All the volunteers picked the steel cage, which Chevrolet presented as indisputable evidence that steel is superior to aluminum, ergo they make better cars than Ford. Except, as you probably guessed, that isn’t even true. It turns out aluminum has a range of advantages when it comes to auto construction. Being a lighter element, it allows for more flexibility without necessarily compromising the strength (incidentally, it’s also what they use for real bear cages). In fact, after spending considerable money making fun of aluminum in various ads, Chevy’s parent company, General Motors, ended up announcing that they’re switching to aluminum themselves beginning in 2018. The point is, the only reason you should ever lock yourself in a steel cage is if you’re a professional wrestler.

#4. Kraft Mac & Cheese: “Eating Our Food Will Make You Destroy Your Family”

You don’t have to try too hard to sell macaroni and cheese. It’s the perfect food for people who are too busy and/or lazy to spend more than eight minutes cooking dinner, which accounts for roughly 90 percent of the population. One of the only ways you could make mac and cheese seem unappealing is by suggesting that eating it will force you to destroy your family. Which, of course, is exactly what Kraft did in an entire series of commercials.

In this first ad, presumably written by an unmarried behavioral psychologist who poisons stray animals, a dad is casually hanging out in a living room when he gets a text from his (very) pregnant wife upstairs, asking him to make some mac and cheese. The dad promptly goes to the kitchen, as the too-smart-for-his-age son (we know that because he’s reading a book) turns to the camera and recites a lesson he has clearly come to learn all too well: “Kraft Mac & Cheese will make a man do questionable things.”

“Like eat Kraft Mac & Cheese.”

The dad sits back down on the couch and eats the entire box of mac and cheese himself, then texts back “Sorry. All out.” He does all of this without a trace of emotion, like a soulless automaton murdering scores of striking factory workers because that is all it is programmed to do. Kraft’s logo then pops onscreen as a chipper voice says: “You know you want it.” The “it” in question being to starve your pregnant wife.

“Of fucks to give, I mean.”

It’s clear from his wife’s reaction that he does this kind of shit all the time, which at best means their marriage is doomed, and at worst means she’s the victim of psychological abuse. And like we said earlier, it’s not just this one ad. Kraft’s entire marketing strategy is to convince us that their macaroni and cheese will bring out the worst in you.

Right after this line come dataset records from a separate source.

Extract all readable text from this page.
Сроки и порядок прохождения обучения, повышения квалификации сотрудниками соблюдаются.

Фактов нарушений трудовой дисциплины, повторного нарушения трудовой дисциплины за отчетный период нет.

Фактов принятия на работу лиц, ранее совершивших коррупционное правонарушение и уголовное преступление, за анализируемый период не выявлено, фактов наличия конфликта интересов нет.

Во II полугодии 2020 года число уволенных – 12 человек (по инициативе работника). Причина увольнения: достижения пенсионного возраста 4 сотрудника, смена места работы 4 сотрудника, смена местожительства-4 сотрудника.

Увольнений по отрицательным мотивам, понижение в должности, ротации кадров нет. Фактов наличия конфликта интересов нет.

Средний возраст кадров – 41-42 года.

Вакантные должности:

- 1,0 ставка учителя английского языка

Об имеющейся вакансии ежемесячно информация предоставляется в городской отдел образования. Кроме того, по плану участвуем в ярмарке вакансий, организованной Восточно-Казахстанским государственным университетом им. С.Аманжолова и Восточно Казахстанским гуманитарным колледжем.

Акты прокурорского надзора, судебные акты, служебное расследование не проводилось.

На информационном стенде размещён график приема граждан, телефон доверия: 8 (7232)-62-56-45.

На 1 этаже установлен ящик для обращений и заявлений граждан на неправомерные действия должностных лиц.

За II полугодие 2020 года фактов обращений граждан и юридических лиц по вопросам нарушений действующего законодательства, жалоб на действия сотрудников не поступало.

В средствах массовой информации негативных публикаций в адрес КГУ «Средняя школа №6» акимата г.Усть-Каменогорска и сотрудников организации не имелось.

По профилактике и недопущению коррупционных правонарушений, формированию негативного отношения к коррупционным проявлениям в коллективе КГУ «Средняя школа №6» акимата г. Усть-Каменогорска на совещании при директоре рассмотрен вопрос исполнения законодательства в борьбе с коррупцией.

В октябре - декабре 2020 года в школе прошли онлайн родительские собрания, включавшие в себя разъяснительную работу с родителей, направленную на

From a cruel grandma, to a neglectful mother, to a dad with a secret family, to a lady who steals a truck, the main characters — those who get to enjoy the product and are supposed to represent the target audience — are always irredeemable sociopaths.

“Well fuck my entire family, I’m trying to eat mac and cheese.”

They even have one that uses mac and cheese as a hilarious metaphor for drug abuse and domestic violence, because this company is run by goddamned aliens.